An exhaustive description of extrarenal manifestations is beyond the scope of this paper. Nevertheless, 67% and 58% of our cases also had pulmonary and dermatological manifestations respectively, in addition to RCC. These figures represent the minimal prevalence as pulmonary assessment by CT scan and examination by a dermatologist knowledgeable in the syndrome was not systematic.

In our series, four patients had metastatic, albeit indolent RCC. Comprehensive family data was collected for all patients in this series, and we have no knowledge of other relatives (deceased or alive) with metastatic RCC who were not tested for FLCN mutations, and who were therefore not included in this study. Very few cases of metastatic RCC associated with BHD have been described. Pavlovich et al. and Houweling et al. reported respectively two and five such cases; all died rapidly despite multidisciplinary management that included surgery, radiotherapy, immunotherapy and chemotherapy, and the good prognosis associated with metastatic disease in our study contrasts with these earlier reports [8],[13]. Three of the four patients reported here are still alive more than five years after the metastases were diagnosed, while the fourth died of unrelated causes four years after a lung metastasis had been removed. Whether these observations reflect a specific behaviour only seen in BHD requires further investigation. Another hypothesis is that metastatic RCC in BHD patients is more sensitive to tyrosine kinase and mTOR inhibitors such as sunitinib and everolimus (two recently-developed drugs that are now routinely used in the treatment of metastatic RCC), as suggested for example by the mTOR signalling pathway activation seen in kidney tumours associated with the syndrome, but that would not account for the good prognosis of cases 13851 and 22973 who received no systemic treatment [14]. As shown in Table 1, most patients in our study are followed up medically, with relevant information being collected by the team in charge on a regular basis. There is however a minority from which we have not heard in the last few years, and we cannot rule out with certainty the possibility of aggressive metastatic disease in these patients.


The eponym syndrome was first described over 35 years ago by Birt, Hogg and Dubé [15]. However, the FLCN gene was only identified in 2002 [16]. The recent molecular characterisation of the syndrome, added to the fact that like most genetic diseases BHD is rare in the general population, means there are only limited data on the topic in the literature.

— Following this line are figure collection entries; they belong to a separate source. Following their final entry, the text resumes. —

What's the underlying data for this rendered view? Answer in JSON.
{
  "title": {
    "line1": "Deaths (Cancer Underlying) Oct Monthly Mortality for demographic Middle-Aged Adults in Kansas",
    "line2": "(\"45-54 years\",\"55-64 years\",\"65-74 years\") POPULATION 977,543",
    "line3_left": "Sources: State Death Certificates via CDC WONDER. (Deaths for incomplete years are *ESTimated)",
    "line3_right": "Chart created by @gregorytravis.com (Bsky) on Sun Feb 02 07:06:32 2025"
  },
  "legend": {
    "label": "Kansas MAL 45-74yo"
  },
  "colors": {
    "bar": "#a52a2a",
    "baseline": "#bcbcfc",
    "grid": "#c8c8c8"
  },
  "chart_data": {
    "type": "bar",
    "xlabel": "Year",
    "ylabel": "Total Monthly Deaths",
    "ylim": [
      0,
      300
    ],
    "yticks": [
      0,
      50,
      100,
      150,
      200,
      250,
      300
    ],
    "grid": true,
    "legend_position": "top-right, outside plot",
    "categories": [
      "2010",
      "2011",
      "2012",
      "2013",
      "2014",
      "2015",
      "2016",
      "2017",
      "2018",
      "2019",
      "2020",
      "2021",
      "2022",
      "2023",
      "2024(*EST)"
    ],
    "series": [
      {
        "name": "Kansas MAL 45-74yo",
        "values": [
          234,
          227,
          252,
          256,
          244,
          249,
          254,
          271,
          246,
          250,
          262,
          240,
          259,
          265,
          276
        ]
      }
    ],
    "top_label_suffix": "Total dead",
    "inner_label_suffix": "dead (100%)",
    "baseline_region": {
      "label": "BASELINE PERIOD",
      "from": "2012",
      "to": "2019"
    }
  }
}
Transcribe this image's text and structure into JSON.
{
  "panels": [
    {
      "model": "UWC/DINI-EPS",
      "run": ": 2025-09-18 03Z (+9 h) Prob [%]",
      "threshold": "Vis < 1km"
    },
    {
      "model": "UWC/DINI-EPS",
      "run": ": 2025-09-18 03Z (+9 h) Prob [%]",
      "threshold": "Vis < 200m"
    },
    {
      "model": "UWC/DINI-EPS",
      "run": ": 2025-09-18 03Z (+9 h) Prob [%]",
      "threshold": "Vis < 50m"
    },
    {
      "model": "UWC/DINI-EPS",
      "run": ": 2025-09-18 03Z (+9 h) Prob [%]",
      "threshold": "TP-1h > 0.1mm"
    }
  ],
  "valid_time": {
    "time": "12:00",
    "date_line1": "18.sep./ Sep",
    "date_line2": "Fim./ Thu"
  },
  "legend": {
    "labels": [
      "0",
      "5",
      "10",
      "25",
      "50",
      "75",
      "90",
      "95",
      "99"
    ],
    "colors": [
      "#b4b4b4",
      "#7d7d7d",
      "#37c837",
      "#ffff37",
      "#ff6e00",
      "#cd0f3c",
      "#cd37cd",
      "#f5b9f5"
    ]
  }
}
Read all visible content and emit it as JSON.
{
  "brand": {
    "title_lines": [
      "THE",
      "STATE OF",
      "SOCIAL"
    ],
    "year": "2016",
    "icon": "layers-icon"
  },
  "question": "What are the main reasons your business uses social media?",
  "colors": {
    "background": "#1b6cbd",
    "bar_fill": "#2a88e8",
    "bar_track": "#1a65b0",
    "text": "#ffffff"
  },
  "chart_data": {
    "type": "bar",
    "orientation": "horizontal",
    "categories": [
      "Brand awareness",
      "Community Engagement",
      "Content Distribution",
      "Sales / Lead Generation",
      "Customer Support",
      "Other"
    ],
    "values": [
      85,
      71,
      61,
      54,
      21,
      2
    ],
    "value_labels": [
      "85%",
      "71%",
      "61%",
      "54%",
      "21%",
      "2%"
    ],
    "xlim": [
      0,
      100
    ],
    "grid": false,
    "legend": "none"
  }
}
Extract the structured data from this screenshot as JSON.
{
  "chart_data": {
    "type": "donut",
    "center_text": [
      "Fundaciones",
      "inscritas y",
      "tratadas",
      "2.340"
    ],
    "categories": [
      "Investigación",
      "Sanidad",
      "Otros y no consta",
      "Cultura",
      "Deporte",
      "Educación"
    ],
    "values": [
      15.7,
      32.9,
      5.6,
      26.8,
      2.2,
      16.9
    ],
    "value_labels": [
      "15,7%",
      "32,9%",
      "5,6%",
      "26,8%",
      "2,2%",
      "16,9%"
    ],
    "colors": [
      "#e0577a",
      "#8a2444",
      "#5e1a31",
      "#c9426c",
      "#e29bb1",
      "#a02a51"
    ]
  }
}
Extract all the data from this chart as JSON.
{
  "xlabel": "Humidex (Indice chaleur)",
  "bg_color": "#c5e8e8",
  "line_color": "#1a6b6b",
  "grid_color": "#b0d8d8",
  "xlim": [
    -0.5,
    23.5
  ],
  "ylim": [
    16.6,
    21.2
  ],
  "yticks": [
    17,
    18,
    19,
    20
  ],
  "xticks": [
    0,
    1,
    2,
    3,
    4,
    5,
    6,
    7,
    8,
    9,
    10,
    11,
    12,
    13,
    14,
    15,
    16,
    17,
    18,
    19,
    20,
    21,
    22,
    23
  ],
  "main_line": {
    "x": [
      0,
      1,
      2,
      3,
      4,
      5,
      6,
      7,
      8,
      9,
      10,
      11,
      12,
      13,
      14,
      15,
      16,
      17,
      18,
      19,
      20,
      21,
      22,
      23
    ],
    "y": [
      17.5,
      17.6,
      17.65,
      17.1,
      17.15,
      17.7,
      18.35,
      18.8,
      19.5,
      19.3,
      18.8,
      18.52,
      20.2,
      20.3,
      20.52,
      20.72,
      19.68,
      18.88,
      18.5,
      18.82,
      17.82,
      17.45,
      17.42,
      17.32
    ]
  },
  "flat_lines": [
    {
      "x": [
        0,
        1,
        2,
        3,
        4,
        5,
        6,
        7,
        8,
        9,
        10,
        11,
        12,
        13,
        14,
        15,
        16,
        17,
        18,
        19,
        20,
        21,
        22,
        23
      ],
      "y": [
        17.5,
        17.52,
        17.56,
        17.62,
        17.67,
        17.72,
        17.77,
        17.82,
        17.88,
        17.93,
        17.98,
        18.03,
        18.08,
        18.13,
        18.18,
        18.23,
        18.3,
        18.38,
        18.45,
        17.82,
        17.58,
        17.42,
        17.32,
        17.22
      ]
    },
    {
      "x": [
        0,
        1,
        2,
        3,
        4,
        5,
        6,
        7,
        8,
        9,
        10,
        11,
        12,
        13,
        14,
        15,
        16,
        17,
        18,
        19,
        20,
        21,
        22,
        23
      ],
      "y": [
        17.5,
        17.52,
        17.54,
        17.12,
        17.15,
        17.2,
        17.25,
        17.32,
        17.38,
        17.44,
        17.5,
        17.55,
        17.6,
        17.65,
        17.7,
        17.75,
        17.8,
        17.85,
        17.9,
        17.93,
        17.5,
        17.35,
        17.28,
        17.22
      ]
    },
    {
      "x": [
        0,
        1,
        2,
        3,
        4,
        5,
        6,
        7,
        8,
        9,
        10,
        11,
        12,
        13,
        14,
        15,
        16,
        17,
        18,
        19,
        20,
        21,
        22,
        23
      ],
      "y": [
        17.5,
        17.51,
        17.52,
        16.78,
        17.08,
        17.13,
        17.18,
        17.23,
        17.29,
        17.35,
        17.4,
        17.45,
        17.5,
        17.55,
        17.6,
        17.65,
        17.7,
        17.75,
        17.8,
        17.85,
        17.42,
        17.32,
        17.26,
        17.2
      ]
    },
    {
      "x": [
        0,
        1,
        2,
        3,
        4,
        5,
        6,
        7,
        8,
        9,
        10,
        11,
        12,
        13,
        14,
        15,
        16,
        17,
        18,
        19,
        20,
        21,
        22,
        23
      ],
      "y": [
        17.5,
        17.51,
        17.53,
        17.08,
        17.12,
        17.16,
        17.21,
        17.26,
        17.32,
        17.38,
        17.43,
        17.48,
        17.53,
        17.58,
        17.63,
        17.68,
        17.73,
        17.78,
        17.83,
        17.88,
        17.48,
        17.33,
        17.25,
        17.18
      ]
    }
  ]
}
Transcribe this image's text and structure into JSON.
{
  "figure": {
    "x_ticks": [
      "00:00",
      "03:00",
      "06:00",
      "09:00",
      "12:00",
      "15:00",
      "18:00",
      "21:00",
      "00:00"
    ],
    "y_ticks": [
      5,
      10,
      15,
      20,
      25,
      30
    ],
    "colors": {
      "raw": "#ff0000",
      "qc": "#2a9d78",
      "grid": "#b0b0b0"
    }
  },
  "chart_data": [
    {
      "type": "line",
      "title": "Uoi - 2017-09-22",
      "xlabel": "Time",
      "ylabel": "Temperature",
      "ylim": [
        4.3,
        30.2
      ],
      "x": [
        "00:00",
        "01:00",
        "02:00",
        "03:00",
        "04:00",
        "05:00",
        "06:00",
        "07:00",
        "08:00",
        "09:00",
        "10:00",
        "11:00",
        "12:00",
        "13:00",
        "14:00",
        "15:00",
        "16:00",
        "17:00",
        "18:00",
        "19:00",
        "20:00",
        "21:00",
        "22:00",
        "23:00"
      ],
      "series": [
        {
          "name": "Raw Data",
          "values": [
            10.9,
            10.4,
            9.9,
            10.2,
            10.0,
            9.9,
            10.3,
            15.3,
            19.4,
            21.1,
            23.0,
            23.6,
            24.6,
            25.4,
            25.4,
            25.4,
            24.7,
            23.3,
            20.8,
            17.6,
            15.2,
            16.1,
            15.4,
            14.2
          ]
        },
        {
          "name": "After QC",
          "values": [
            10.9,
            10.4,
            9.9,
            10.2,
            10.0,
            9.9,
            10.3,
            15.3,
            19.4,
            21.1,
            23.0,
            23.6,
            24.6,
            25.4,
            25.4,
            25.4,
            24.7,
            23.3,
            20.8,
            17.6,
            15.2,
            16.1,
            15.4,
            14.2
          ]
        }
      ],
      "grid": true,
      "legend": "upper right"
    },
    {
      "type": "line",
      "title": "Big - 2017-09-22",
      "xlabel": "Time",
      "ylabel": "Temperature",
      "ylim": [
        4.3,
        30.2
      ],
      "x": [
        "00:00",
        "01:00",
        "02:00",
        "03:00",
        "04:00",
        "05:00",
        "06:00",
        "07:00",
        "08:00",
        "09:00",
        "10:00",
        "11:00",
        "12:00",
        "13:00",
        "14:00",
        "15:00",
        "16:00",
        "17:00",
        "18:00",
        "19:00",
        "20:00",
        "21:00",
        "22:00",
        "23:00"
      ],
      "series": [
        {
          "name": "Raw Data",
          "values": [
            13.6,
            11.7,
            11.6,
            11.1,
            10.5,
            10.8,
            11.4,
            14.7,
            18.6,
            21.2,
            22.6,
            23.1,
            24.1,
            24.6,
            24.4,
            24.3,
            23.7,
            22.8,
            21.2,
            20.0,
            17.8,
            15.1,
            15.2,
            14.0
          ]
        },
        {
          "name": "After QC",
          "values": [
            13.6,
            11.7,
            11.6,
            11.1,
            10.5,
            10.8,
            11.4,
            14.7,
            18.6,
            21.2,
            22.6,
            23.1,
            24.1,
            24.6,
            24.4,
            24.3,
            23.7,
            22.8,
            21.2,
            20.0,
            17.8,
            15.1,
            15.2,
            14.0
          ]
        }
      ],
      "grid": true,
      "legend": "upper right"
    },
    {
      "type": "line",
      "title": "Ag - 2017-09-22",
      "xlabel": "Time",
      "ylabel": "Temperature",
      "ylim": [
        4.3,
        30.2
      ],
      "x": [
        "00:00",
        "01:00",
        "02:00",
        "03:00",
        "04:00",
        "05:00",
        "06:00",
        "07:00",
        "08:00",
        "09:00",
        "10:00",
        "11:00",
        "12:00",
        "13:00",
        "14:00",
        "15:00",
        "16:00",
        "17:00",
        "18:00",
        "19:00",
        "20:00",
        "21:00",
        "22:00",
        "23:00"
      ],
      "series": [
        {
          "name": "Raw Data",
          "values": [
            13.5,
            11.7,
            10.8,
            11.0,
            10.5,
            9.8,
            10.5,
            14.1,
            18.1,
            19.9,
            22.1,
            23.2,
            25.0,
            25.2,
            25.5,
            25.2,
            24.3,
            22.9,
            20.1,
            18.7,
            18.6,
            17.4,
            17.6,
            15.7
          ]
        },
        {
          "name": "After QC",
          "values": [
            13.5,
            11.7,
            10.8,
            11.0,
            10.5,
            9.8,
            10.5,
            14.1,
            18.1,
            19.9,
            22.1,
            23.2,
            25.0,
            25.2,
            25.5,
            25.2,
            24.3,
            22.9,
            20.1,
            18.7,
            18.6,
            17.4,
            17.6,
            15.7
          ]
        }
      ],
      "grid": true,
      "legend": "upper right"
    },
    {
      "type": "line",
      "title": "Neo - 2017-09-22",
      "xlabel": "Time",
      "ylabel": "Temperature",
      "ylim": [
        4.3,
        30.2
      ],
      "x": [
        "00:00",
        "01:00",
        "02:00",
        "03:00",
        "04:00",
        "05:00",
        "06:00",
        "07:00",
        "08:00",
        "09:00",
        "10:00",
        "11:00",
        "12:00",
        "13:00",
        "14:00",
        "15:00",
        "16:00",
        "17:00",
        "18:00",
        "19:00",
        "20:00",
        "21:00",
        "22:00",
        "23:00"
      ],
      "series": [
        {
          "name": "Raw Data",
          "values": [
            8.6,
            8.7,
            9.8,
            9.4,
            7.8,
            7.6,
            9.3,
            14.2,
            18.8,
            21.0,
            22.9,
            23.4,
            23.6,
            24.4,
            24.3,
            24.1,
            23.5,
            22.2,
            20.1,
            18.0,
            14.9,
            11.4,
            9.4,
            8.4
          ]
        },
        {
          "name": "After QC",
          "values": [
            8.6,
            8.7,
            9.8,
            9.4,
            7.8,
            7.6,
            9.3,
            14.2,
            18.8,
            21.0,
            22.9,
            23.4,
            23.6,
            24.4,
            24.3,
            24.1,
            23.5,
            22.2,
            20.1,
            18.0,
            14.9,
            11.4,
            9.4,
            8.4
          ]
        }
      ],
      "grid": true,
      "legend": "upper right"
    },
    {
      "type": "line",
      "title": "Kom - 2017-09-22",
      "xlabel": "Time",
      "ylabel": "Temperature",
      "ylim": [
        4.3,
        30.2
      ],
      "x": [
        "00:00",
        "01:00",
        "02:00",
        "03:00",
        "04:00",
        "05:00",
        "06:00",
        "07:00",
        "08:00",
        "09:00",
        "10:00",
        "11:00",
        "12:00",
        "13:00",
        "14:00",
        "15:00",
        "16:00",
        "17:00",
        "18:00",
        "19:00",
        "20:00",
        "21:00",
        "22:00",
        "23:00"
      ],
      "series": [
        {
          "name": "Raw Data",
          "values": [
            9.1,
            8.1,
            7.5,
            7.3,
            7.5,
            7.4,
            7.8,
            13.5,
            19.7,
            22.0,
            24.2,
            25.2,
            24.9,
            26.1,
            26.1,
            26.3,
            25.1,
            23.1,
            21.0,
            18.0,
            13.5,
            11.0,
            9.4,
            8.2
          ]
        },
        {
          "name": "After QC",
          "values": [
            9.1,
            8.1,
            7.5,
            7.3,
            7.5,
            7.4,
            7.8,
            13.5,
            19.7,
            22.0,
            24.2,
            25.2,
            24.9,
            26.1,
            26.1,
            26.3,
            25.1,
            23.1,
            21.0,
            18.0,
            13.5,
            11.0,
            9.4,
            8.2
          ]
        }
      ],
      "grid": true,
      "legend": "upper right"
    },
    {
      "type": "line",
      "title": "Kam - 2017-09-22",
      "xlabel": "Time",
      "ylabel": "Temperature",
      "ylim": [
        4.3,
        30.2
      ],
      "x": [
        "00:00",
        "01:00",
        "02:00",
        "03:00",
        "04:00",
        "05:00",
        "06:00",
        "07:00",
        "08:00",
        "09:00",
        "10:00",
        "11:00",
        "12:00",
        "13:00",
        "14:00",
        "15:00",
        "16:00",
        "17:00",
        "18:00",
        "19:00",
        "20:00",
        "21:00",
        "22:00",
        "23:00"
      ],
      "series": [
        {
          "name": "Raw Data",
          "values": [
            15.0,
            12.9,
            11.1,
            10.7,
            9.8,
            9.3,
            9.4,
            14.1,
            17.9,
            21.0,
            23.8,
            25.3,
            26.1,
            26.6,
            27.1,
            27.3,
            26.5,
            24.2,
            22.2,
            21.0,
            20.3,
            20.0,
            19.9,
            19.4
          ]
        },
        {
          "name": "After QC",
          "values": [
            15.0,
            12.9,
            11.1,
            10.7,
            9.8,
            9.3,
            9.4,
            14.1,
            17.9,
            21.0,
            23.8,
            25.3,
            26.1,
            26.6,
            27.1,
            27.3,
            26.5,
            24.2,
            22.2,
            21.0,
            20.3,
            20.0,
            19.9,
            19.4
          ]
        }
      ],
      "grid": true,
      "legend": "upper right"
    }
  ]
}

As a result, this large and multicentric study will improve knowledge of the syndrome among geneticists, urologists and oncologists involved in the assessment and management of patients with a suspected or established genetic predisposition to renal cell tumours. It is of utmost importance to identify individuals with a high probability of developing renal cell tumours, so that they, and their at-risk relatives can benefit from personalised surveillance and management.